The world has passed peak agricultural land
The world produces more food than ever, but the amount of land we use is now falling. This means we can feed more people while restoring wild habitat.
A newly developed perennial rice cut labor and input costs in half
After more than 9,000 years in cultivation, annual paddy rice is now available as a long-lived perennial. The advancement means farmers can plant just once and reap up to eight harvests without sacrificing yield.
India has almost wiped-out extreme poverty
India has almost eradicated extreme poverty and brought down consumption inequality to its lowest levels in 40 years through state-provided food handouts, according to a new working paper published by the International Monetary Fund (IMF).
The Great Barrier Reef had an impressive recovery
Despite the reported conditions, the reef had somehow restored itself, filled with life and color once more. It can be traced to two key factors – The first – half of the corals had not died, as was previously thought. Despite the rise in temperatures, there were enough surviving corals left behind to help reproduce and replenish the reefs.
The second factor was the Kiribati government’s decision to fully protect those waters.
Trees are getting bigger because of more carbon dioxide in the atmosphere and are likely to be helping to mitigate global warming more than what climate models suggest.
Wildlife is making a comeback in Europe
Wolves, brown bears and white-tailed eagles are among the top predators making a comeback across Europe, according to a major report that looks at how some wildlife is rebounding.
Researchers analyzed data on 50 wildlife species whose population size and geographical distribution have expanded over the past 40 years to show how effective legal protection, habitat restoration and reintroductions can drive species recovery.
Chinese scientists developed rice that can grow in salty soil
Chinese scientists have developed salt-tolerant strains of rice in a bid to ensure food security as sea levels rise from climate change.
Alternative to Lithium Batteries Four Times More Effective
They rely on chemical reactions between a sulfur cathode and a sodium anode to store and deploy electrical energy, and they use low-cost materials, which can even be easily extracted from saltwater.

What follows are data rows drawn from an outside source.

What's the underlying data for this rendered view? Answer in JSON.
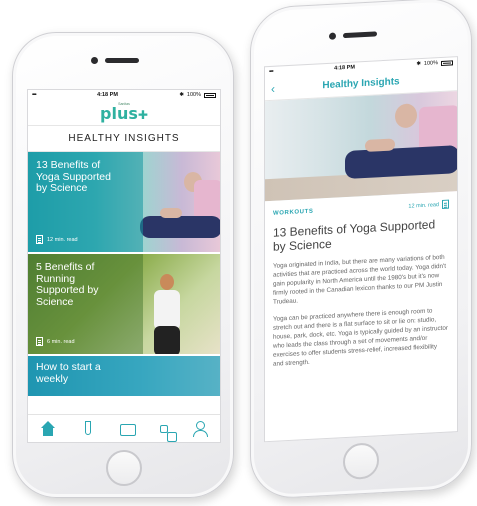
{
  "status": {
    "signal": "•••• ",
    "time": "4:18 PM",
    "bluetooth": "✱",
    "battery": "100%"
  },
  "left": {
    "logo": {
      "small": "Sanitas",
      "main": "plus"
    },
    "section_title": "HEALTHY INSIGHTS",
    "cards": [
      {
        "title": "13 Benefits of Yoga Supported by Science",
        "read": "12 min. read"
      },
      {
        "title": "5 Benefits of Running Supported by Science",
        "read": "6 min. read"
      },
      {
        "title": "How to start a weekly",
        "read": ""
      }
    ],
    "nav": [
      "home-icon",
      "test-tube-icon",
      "folder-icon",
      "swap-icon",
      "user-icon"
    ]
  },
  "right": {
    "header_title": "Healthy Insights",
    "back": "‹",
    "category": "WORKOUTS",
    "read_time": "12 min. read",
    "title": "13 Benefits of Yoga Supported by Science",
    "p1": "Yoga originated in India, but there are many variations of both activities that are practiced across the world today. Yoga didn't gain popularity in North America until the 1980's but it's now firmly rooted in the Canadian lexicon thanks to our PM Justin Trudeau.",
    "p2": "Yoga can be practiced anywhere there is enough room to stretch out and there is a flat surface to sit or lie on: studio, house, park, dock, etc. Yoga is typically guided by an instructor who leads the class through a set of movements and/or exercises to offer students stress-relief, increased flexibility and strength."
  },
  "colors": {
    "accent": "#2aa6b2"
  }
}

Lithium metal batteries have achieved large-scale application, but still have limitations such as poor safety performance and high cost, and limited lithium resources limit the production of lithium batteries. The construction of these devices is also hampered by limited lithium supplies. Regardless of safety performance or energy storage performance, room temperature sodium-sulfur batteries have great potential as next-generation secondary batteries.